Which quarterback will be the next to get a fully-guaranteed deal?
The Browns gave quarterback Deshaun Watson a five-year, fully-guaranteed contract. Because they basically had to.
The Cardinals managed to sign quarterback Kyler Murray to a five-year extension with less than half of the $230.5 million value fully guaranteed. On one hand, Murray had far less leverage than Watson, who basically engineered a free-agency tour. On the other hand, Cardinals owner Michael Bidwill either wouldn’t or couldn’t dump $170 million or so into escrow by the end of next March.
The next quarterback in line for a new contract is Lamar Jackson of the Ravens. Will he get a fully-guaranteed contract?
In March, after the Browns gave Watson his fully-guaranteed deal, Ravens owner Steve Bisciotti spoke out against it, explaining that “it’ll make negotiations harder with others.” As in with Jackson.
Bisciotti, based on his comments, presumably doesn’t want to give Jackson a fully guaranteed deal, assuming that he even has the ability to plunk so much money into escrow.
If Jackson isn’t the next quarterback to get a fully-guaranteed deal, here’s who likely will: Broncos quarterback Russell Wilson.

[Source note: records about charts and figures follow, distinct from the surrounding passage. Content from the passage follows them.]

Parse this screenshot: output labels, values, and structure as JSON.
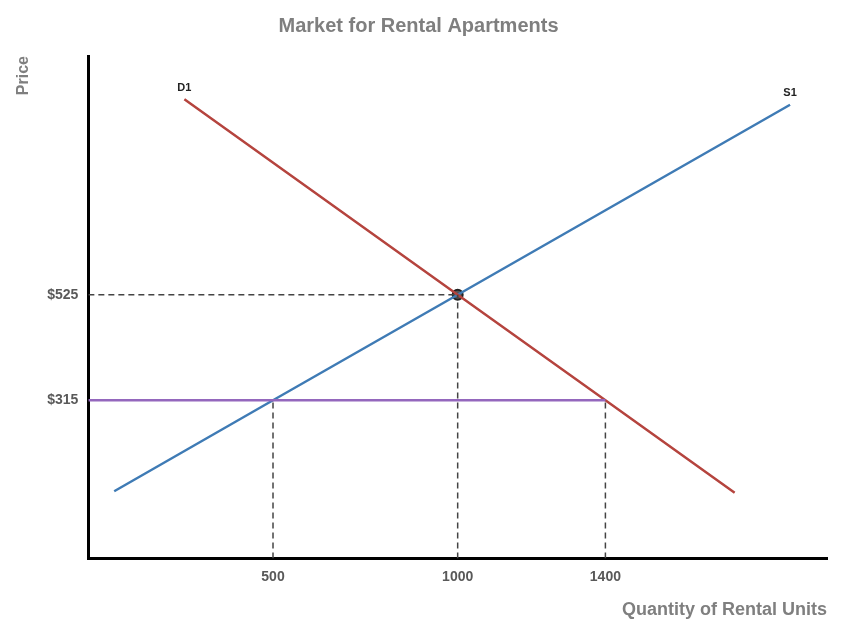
{
  "chart_data": {
    "type": "line",
    "title": "Market for Rental Apartments",
    "xlabel": "Quantity of Rental Units",
    "ylabel": "Price",
    "xlim": [
      0,
      2000
    ],
    "xticks": [
      500,
      1000,
      1400
    ],
    "ylim": [
      0,
      1000
    ],
    "yticks": [
      {
        "value": 315,
        "label": "$315"
      },
      {
        "value": 525,
        "label": "$525"
      }
    ],
    "grid": false,
    "series": [
      {
        "color": "#444444",
        "line_style": "dashed",
        "x": [
          0,
          1000
        ],
        "values": [
          525,
          525
        ]
      },
      {
        "color": "#444444",
        "line_style": "dashed",
        "x": [
          1000,
          1000
        ],
        "values": [
          0,
          525
        ]
      },
      {
        "color": "#444444",
        "line_style": "dashed",
        "x": [
          500,
          500
        ],
        "values": [
          0,
          315
        ]
      },
      {
        "color": "#444444",
        "line_style": "dashed",
        "x": [
          1400,
          1400
        ],
        "values": [
          0,
          315
        ]
      },
      {
        "color": "#9467bd",
        "line_style": "solid",
        "x": [
          0,
          1400
        ],
        "values": [
          315,
          315
        ]
      },
      {
        "name": "D1",
        "color": "#b5443e",
        "line_style": "solid",
        "x": [
          260,
          1000,
          1400,
          1750
        ],
        "values": [
          914,
          525,
          315,
          131
        ]
      },
      {
        "name": "S1",
        "color": "#3f7bb5",
        "line_style": "solid",
        "x": [
          70,
          500,
          1000,
          1900
        ],
        "values": [
          134,
          315,
          525,
          903
        ]
      },
      {
        "color": "#555555",
        "marker": "circle",
        "x": [
          1000
        ],
        "values": [
          525
        ]
      }
    ]
  }
}
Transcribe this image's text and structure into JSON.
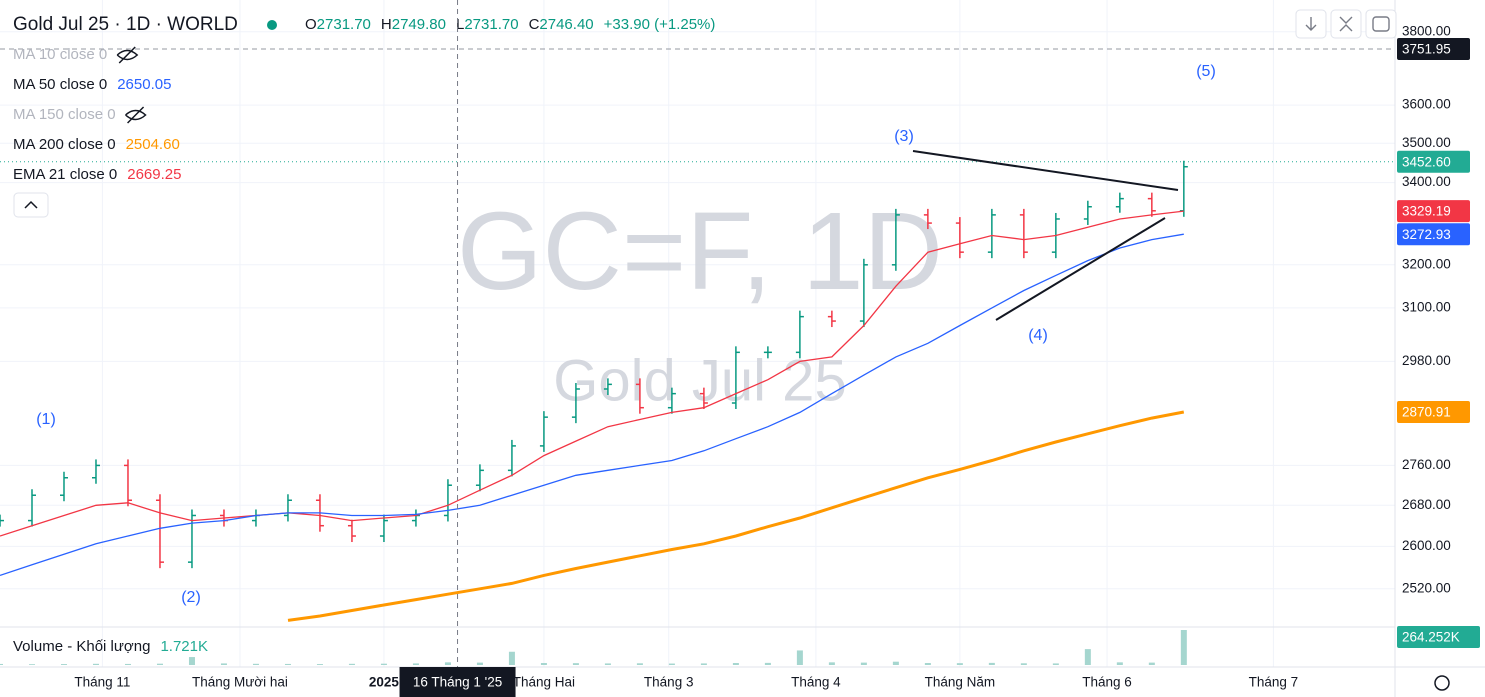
{
  "chart_data": {
    "type": "ohlc",
    "symbol": "Gold Jul 25 · 1D · WORLD",
    "ohlc": [
      {
        "label": "O",
        "value": "2731.70"
      },
      {
        "label": "H",
        "value": "2749.80"
      },
      {
        "label": "L",
        "value": "2731.70"
      },
      {
        "label": "C",
        "value": "2746.40"
      }
    ],
    "change": "+33.90 (+1.25%)",
    "indicators": [
      {
        "name": "MA 10 close 0",
        "hidden": true
      },
      {
        "name": "MA 50 close 0",
        "value": "2650.05",
        "color": "#2962ff"
      },
      {
        "name": "MA 150 close 0",
        "hidden": true
      },
      {
        "name": "MA 200 close 0",
        "value": "2504.60",
        "color": "#ff9800"
      },
      {
        "name": "EMA 21 close 0",
        "value": "2669.25",
        "color": "#f23645"
      }
    ],
    "watermark": "GC=F, 1D",
    "watermark_sub": "Gold Jul 25",
    "wave_labels": [
      "(1)",
      "(2)",
      "(3)",
      "(4)",
      "(5)"
    ],
    "log": true,
    "xlim": [
      0,
      43.6
    ],
    "xticks": [
      {
        "value": 3.2,
        "label": "Tháng 11"
      },
      {
        "value": 7.5,
        "label": "Tháng Mười hai"
      },
      {
        "value": 12,
        "label": "2025"
      },
      {
        "value": 17,
        "label": "Tháng Hai"
      },
      {
        "value": 20.9,
        "label": "Tháng 3"
      },
      {
        "value": 25.5,
        "label": "Tháng 4"
      },
      {
        "value": 30,
        "label": "Tháng Năm"
      },
      {
        "value": 34.6,
        "label": "Tháng 6"
      },
      {
        "value": 39.8,
        "label": "Tháng 7"
      }
    ],
    "crosshair": {
      "value": 14.3,
      "label": "16 Tháng 1 '25"
    },
    "ylim": [
      2450,
      3890
    ],
    "yticks": [
      {
        "value": 3800,
        "label": "3800.00"
      },
      {
        "value": 3600,
        "label": "3600.00"
      },
      {
        "value": 3500,
        "label": "3500.00"
      },
      {
        "value": 3400,
        "label": "3400.00"
      },
      {
        "value": 3200,
        "label": "3200.00"
      },
      {
        "value": 3100,
        "label": "3100.00"
      },
      {
        "value": 2980,
        "label": "2980.00"
      },
      {
        "value": 2760,
        "label": "2760.00"
      },
      {
        "value": 2680,
        "label": "2680.00"
      },
      {
        "value": 2600,
        "label": "2600.00"
      },
      {
        "value": 2520,
        "label": "2520.00"
      }
    ],
    "price_markers": [
      {
        "value": 3751.95,
        "label": "3751.95",
        "color": "#131722"
      },
      {
        "value": 3452.6,
        "label": "3452.60",
        "color": "#22ab94"
      },
      {
        "value": 3329.19,
        "label": "3329.19",
        "color": "#f23645"
      },
      {
        "value": 3272.93,
        "label": "3272.93",
        "color": "#2962ff"
      },
      {
        "value": 2870.91,
        "label": "2870.91",
        "color": "#ff9800"
      }
    ],
    "series": [
      {
        "name": "Gold Jul 25",
        "color": "#089981",
        "down_color": "#f23645",
        "values": [
          2650,
          2700,
          2735,
          2760,
          2690,
          2570,
          2660,
          2650,
          2660,
          2690,
          2640,
          2620,
          2650,
          2660,
          2720,
          2750,
          2800,
          2860,
          2920,
          2930,
          2880,
          2910,
          2890,
          3000,
          3000,
          3080,
          3070,
          3200,
          3320,
          3300,
          3230,
          3320,
          3230,
          3310,
          3340,
          3360,
          3330,
          3440
        ]
      },
      {
        "name": "EMA 21",
        "color": "#f23645",
        "values": [
          2620,
          2640,
          2660,
          2680,
          2685,
          2665,
          2650,
          2655,
          2660,
          2665,
          2660,
          2650,
          2655,
          2660,
          2680,
          2710,
          2740,
          2780,
          2810,
          2840,
          2855,
          2870,
          2880,
          2910,
          2940,
          2980,
          2990,
          3060,
          3150,
          3230,
          3250,
          3270,
          3260,
          3270,
          3290,
          3310,
          3320,
          3329.19
        ]
      },
      {
        "name": "MA 50",
        "color": "#2962ff",
        "values": [
          2545,
          2565,
          2585,
          2605,
          2620,
          2635,
          2645,
          2650,
          2660,
          2665,
          2665,
          2660,
          2660,
          2662,
          2670,
          2680,
          2700,
          2720,
          2740,
          2750,
          2760,
          2770,
          2790,
          2815,
          2840,
          2870,
          2910,
          2950,
          2990,
          3020,
          3060,
          3100,
          3140,
          3175,
          3210,
          3240,
          3260,
          3272.93
        ]
      },
      {
        "name": "MA 200",
        "color": "#ff9800",
        "values": [
          null,
          null,
          null,
          null,
          null,
          null,
          null,
          null,
          null,
          2462,
          2470,
          2480,
          2490,
          2500,
          2510,
          2520,
          2530,
          2545,
          2558,
          2570,
          2582,
          2594,
          2605,
          2620,
          2638,
          2655,
          2675,
          2695,
          2715,
          2735,
          2752,
          2770,
          2790,
          2808,
          2825,
          2842,
          2858,
          2870.91
        ]
      }
    ],
    "volume": {
      "name": "Volume - Khối lượng",
      "value_text": "1.721K",
      "marker": {
        "value": 264252,
        "label": "264.252K"
      },
      "color": "#a5d6cf",
      "values": [
        8000,
        6000,
        7000,
        9000,
        8000,
        10000,
        60000,
        12000,
        9000,
        8000,
        7000,
        9000,
        10000,
        12000,
        20000,
        18000,
        100000,
        15000,
        14000,
        12000,
        13000,
        11000,
        12000,
        15000,
        16000,
        110000,
        20000,
        18000,
        25000,
        15000,
        14000,
        16000,
        13000,
        12000,
        120000,
        20000,
        18000,
        264252
      ]
    }
  }
}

Wilson benefits from the fact that Rob Walton and Greg Penner soon will buy the team. Walton has a net worth of nearly $70 billion. Walton can sneeze out the escrow check.
Besides, the Broncos already will be operating from a position of weakness, given what they gave up to get Wilson. Throw in the fact that Wilson’s agent, Mark Rodgers (who has one NFL client), typically drives a hard bargain on Wilson’s behalf, and Wilson likely will be the next quarterback to get every penny guaranteed from the moment he signs.

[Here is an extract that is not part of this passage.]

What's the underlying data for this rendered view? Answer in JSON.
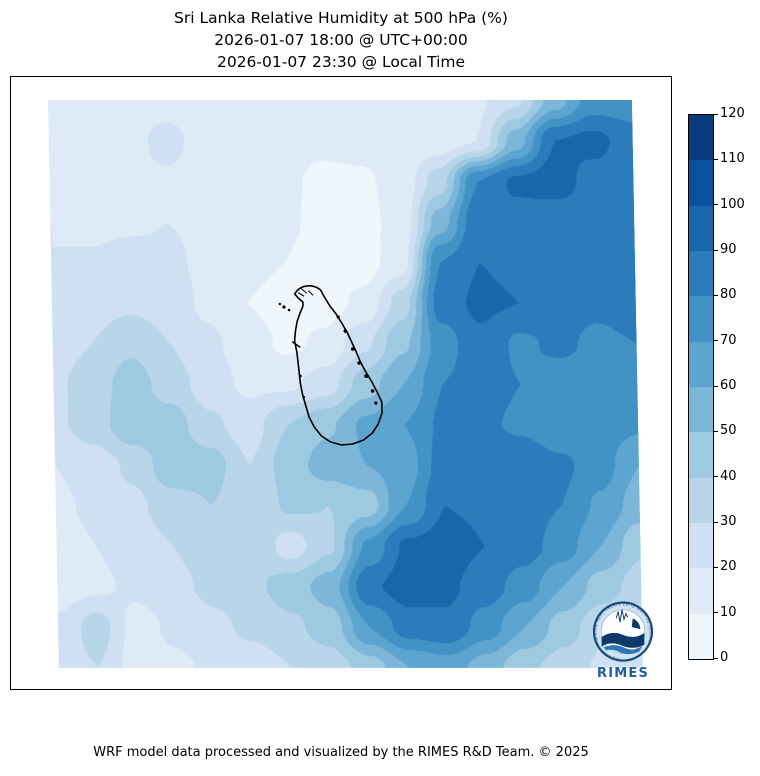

For other veteran quarterbacks, the ability to get fully-guaranteed contracts could hinge on playing for teams with ultra-rich owners. And that could be one way for certain teams to attract certain players. As more teams adopt Mike Tomlin’s position that they’d rather have volunteers than hostages, a quarterback looking for maximum security who plays for an owner who can’t or won’t provide it may decide to try to finagle a trade to an owner who will.
It likely wouldn’t be the deciding factor, but it can easily become an important consideration. Every penny of a massive deal guaranteed at signing, versus a long-term deal with guarantees that peter out in three years. Getting that kind of security is important. All things being equal, why wouldn’t a player want to have his contract fully guaranteed?
Wilson likely will want it. Wilson likely will get it.